C'est également ce que pense la psychologue Maggie Stanton du Franklin & Marshall College en Pennsylvanie, qui a étudié les dauphins de la baie Shark ainsi que les chimpanzés du parc national de Gombe Stream en Tanzanie. Elle évoque une famille de chimpanzés en Tanzanie qui aurait appris à utiliser des outils pour extraire des fourmis grâce à une femelle chimpanzé qui avait rejoint la communauté.
LA CLÉ DU MYSTÈRE
En 2007, Krützen a lancé une étude des dauphins de la baie Shark au cours de laquelle il est parvenu à identifier plus d'un millier d'individus. Sur les onze années qu'a duré l'étude, les scientifiques ont observé 19 dauphins pratiquant le shelling pour un total de 42 occurrences, dont la moitié après une vague de chaleur en 2011. Cet épisode a pu être à l'origine d'une augmentation de la mortalité chez les gastéropodes, ce qui aurait laissé davantage de coquilles vides sur le plancher océanique.
Au cours de ces onze années, les scientifiques ont eu le temps de se familiariser avec les différentes histoires familiales, l'âge, les sexes et le comportement de chaque dauphin, ce qui leur a facilité l'étude des 19 spécimens pratiquant le shelling, appelés shellers. Ils ont ainsi remarqué que les dauphins avaient tendance à passer du temps entre shellers, il est donc probable qu'ils copient les individus qui composent leur groupe, suggère Sonja Wild, auteure principale de l'étude et chercheur postdoctoral à l'université de Constance en Allemagne.
D'après l'étude publiée le 25 juin dans la revue Current Biology, ces dauphins shellers appartenaient toujours à la même génération.
L'équipe a conscience que cette transmission de pair à pair pourrait trouver une explication dans les facteurs environnementaux, les dauphins auraient notamment pu développer ce comportement simplement parce qu'ils vivent dans une région riche en coquilles. Un autre facteur pourrait être la présence de caractères génétiques spécifiques au sein d'un groupe familial.
Les chercheurs ont compilé leurs données relatives aux observations des dauphins, à leur environnement et leur patrimoine génétique dans un modèle informatique qui leur a proposé différents modes de transmission du shelling entre dauphins. D'après l'étude, le modèle soutenant la transmission horizontale était le résultat le plus solide.
Bien qu'un ensemble de données composé de 42 observations puisse être jugé relativement modeste, il est probable que ce comportement soit en fait répandu ; il ne dure que quelques secondes, ce qui rend difficile son observation depuis un bateau.
ÉLECTRONS LIBRES
À l'instar des chimpanzés, les dauphins vivent en communautés plutôt flexibles au sein desquelles les individus vont et viennent librement d'un groupe à l'autre.

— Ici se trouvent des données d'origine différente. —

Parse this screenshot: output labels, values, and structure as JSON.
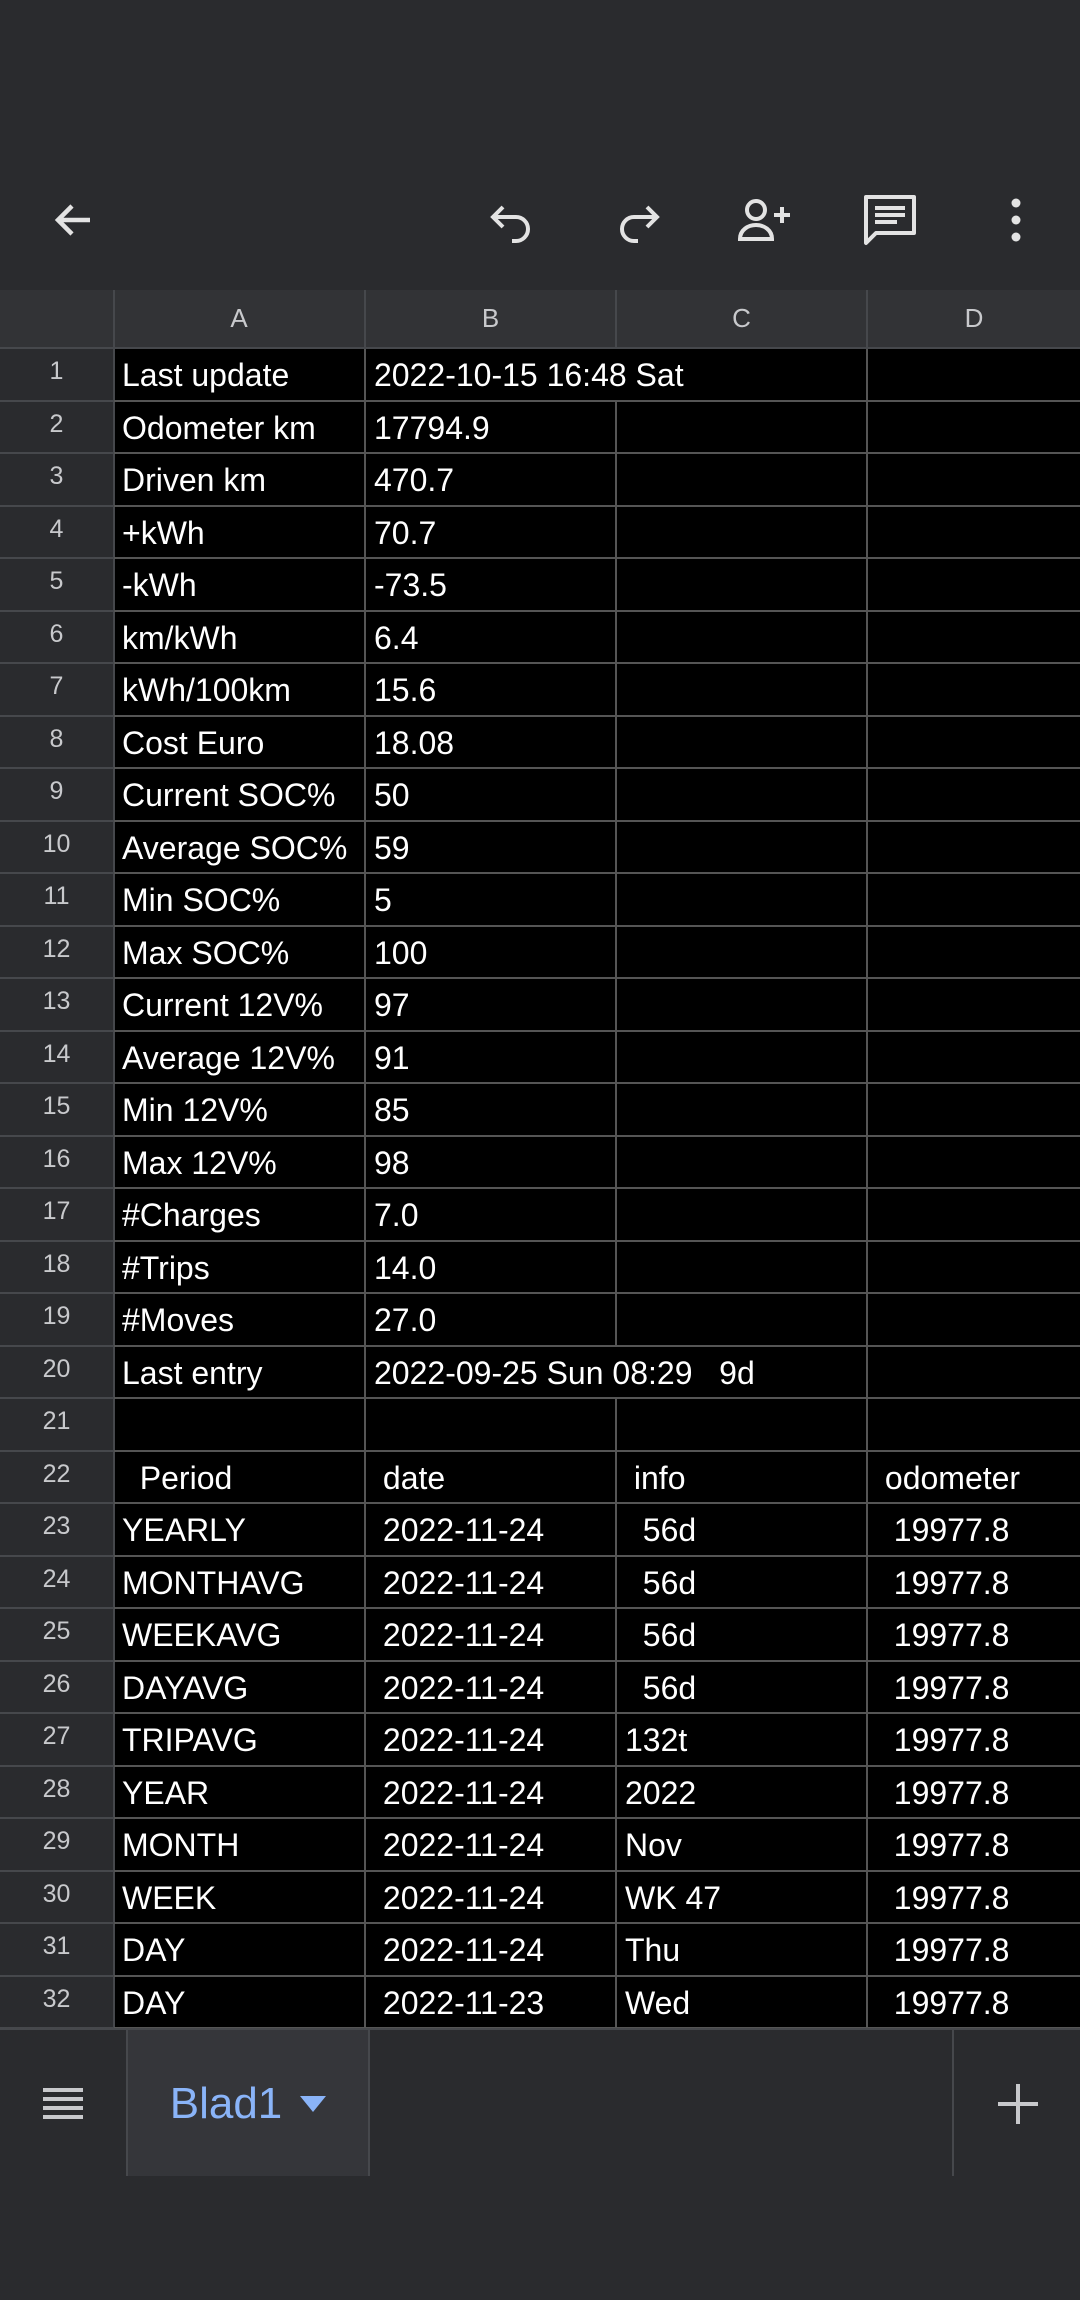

Cela signifie qu'ils sont plus exposés à d'autres animaux et, par conséquent, à d'autres comportements qu'une troupe de babouins par exemple, dont la structure sociale est plus rigide.
On pourrait établir un parallèle avec l'Homme, dans le sens où « au cours d'une même journée, nous sommes parfois avec tel groupe d'amis et d'autres fois avec tel autre groupe ou notre famille, » illustre-t-elle.
Elle ajoute que cette nouvelle étude est remarquable de par son étendue, notamment par sa prise en compte des facteurs environnementaux et génétiques pour le shelling.
« Ce genre de données au long terme est inestimable — impossible de les trouver autrement. »
Cet article a initialement paru sur le site nationalgeographic.com en langue anglaise.